Andersen's teaching files include course schedules, lecture notes, and memos organized by academic quarter. Andersen's research, lectures, and course materials on Renaissance dance history and techniques show her early academic interest in the topic. Class rosters, attendance records, and student papers are restricted from patron use until 2024, as they contain identifying student information and grade assignments.
This series documents Andersen's tenure as a faculty member at the University of Washington, dating from 1969 to 1982. The material is arranged alphabetically in three sub-series. The first sub-series includes correspondence and memos from other dance faculty at UW, as well as fellow dancers. Programs and clippings discuss performances and events from both the Division of Dance and the University of Washington Dance Theatre.

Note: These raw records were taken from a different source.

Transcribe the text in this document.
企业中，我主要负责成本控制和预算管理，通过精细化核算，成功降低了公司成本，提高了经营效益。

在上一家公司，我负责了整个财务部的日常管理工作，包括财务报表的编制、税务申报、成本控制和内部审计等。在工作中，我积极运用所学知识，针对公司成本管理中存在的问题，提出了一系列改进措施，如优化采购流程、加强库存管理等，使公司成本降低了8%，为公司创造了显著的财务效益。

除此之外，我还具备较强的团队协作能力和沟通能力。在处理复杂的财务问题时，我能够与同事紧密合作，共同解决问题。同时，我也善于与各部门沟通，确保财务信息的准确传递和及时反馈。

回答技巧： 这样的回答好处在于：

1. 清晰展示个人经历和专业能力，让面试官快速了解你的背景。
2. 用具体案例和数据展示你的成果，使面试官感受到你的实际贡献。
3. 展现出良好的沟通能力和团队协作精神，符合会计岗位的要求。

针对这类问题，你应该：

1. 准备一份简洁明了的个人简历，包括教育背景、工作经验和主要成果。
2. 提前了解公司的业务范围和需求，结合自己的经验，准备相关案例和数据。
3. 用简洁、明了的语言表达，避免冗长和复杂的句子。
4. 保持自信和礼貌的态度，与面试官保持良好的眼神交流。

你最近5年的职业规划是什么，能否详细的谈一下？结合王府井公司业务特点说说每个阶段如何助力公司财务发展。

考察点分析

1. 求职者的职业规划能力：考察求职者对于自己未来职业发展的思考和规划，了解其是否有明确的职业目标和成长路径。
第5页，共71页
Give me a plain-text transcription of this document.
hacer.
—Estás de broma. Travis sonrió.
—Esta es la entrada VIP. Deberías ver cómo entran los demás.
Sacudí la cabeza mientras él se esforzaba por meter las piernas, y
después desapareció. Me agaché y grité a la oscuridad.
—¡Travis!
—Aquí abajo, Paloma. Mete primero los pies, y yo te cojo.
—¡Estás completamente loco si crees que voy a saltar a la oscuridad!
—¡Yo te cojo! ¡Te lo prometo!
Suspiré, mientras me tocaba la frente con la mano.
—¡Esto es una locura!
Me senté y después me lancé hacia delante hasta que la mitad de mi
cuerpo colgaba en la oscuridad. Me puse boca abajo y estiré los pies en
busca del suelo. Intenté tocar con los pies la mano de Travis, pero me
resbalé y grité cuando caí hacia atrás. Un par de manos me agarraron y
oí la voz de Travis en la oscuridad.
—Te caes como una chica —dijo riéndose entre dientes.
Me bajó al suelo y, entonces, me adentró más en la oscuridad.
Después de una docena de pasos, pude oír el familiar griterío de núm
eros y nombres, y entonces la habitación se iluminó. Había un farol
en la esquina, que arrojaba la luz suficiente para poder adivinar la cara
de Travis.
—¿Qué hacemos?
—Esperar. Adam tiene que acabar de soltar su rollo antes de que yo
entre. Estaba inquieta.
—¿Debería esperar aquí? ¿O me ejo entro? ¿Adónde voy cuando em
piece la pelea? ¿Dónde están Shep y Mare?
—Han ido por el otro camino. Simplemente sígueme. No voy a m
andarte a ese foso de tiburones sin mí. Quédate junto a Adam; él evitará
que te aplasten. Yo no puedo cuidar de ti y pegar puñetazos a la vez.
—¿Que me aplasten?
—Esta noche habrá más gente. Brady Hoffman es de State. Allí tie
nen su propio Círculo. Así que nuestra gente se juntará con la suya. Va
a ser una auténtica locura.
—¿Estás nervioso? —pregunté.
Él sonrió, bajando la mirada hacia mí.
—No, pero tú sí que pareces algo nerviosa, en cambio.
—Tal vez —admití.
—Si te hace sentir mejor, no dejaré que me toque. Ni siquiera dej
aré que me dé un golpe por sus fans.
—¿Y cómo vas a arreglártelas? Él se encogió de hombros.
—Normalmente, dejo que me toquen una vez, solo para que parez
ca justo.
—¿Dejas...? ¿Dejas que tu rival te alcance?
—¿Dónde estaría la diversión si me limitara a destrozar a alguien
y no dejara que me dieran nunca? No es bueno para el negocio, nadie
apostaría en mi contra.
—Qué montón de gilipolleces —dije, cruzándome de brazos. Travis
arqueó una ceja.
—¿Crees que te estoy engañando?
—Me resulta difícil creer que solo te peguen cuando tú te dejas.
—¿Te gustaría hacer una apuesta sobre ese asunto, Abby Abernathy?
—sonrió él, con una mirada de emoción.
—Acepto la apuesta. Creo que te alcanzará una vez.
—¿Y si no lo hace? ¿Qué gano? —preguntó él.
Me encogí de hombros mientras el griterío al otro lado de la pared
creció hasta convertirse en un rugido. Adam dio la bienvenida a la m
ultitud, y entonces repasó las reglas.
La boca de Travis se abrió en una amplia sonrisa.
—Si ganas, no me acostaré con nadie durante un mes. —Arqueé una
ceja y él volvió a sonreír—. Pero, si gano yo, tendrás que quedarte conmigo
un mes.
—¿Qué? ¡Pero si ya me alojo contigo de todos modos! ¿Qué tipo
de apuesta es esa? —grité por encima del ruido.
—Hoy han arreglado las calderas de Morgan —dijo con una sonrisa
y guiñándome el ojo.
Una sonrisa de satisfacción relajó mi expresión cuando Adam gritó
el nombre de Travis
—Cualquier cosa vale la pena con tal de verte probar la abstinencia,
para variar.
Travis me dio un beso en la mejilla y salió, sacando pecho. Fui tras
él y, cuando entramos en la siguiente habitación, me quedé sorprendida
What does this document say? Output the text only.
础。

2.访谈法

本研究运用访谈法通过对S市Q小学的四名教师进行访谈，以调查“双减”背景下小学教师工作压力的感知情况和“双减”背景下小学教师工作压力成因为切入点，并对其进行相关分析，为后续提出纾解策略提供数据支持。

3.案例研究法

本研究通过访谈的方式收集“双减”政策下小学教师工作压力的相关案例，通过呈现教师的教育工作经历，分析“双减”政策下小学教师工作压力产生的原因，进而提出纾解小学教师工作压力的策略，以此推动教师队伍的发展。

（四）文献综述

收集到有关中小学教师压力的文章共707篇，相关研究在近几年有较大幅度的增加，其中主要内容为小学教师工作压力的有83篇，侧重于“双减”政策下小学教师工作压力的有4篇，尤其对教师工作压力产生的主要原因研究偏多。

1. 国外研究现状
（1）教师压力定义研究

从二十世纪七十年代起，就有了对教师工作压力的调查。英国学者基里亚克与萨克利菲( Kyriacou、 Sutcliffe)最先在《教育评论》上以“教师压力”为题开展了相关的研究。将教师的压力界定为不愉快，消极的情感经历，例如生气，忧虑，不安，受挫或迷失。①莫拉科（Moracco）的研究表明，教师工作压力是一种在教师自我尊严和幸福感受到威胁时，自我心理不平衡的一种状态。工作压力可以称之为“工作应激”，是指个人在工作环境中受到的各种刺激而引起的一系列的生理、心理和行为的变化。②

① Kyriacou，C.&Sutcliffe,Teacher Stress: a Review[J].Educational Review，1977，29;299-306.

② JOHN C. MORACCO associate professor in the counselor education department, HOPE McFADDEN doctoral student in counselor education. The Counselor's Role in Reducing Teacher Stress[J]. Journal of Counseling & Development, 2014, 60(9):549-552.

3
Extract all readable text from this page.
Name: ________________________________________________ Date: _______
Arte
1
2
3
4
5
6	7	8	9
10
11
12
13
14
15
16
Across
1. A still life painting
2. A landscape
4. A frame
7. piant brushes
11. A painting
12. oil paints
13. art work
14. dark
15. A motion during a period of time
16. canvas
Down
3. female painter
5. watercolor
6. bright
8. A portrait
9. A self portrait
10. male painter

The Division of Dance sub-series highlights Andersen's work as a faculty member at UW, such as her contributions to the creation of a dance courses and curriculum. Andersen's teaching files, organized by academic year, contain her faculty schedules, course lecture notes and exercises, and interdepartmental correspondence on schedules and concerts. Her faculty activity analyses detail extracurricular work taken on for the division and community, such as student advising, private lessons, and producing dance concerts.
The third sub-series, University of Washington Dance Theatre, holds Andersen's notes and correspondence related to her founding of the student dance company, as well as programs, posters, and photographs from performances. Andersen led the company's efforts to gain outside funding for productions, and her correspondence with donors and planning notes for fundraisers are included.
This series contains programs, photographs, posters, financial and administrative documents, and teaching materials for Valley Dance Ensemble, dated 1980 to 2001. The series is organized into three sub-series and arranged alphabetically.
Administrative Files primarily holds financial papers related to Valley Dance Ensemble, such as grant paperwork, fundraising documents, and income and expense reports for each fiscal year. These reports detail the financial aspects of running a community dance company, with costume, publicity, and event costs represented. Andersen's work in the establishment of the company is documented in Board of Directors minutes and founding materials, such as the company's mission statement and multiple revisions of the Artistic Director's job description.
Programs, reviews, and posters for dance concerts are housed in the Performance Files, spanning Andersen's tenure with Valley Dance Ensemble from its first performance to her final staging of Suspension in 2001. This sub-series also covers guest artists who collaborated with the company, including Terry Heller and Morris Johnson. Andersen's notes on administrative and publicity tasks associated with each concert are stored together in the Concerts folders.
The role of the Valley Dance Ensemble as a dance school is explored in the Teaching Files, with promotional brochures, quarterly class schedules, instructor biographies, and class goals and descriptions. Andersen's class materials, gathered early in the founding of the company and school, contain her notes used to lead class sessions, and ledgers show the size and growth of the school into the early 1990s.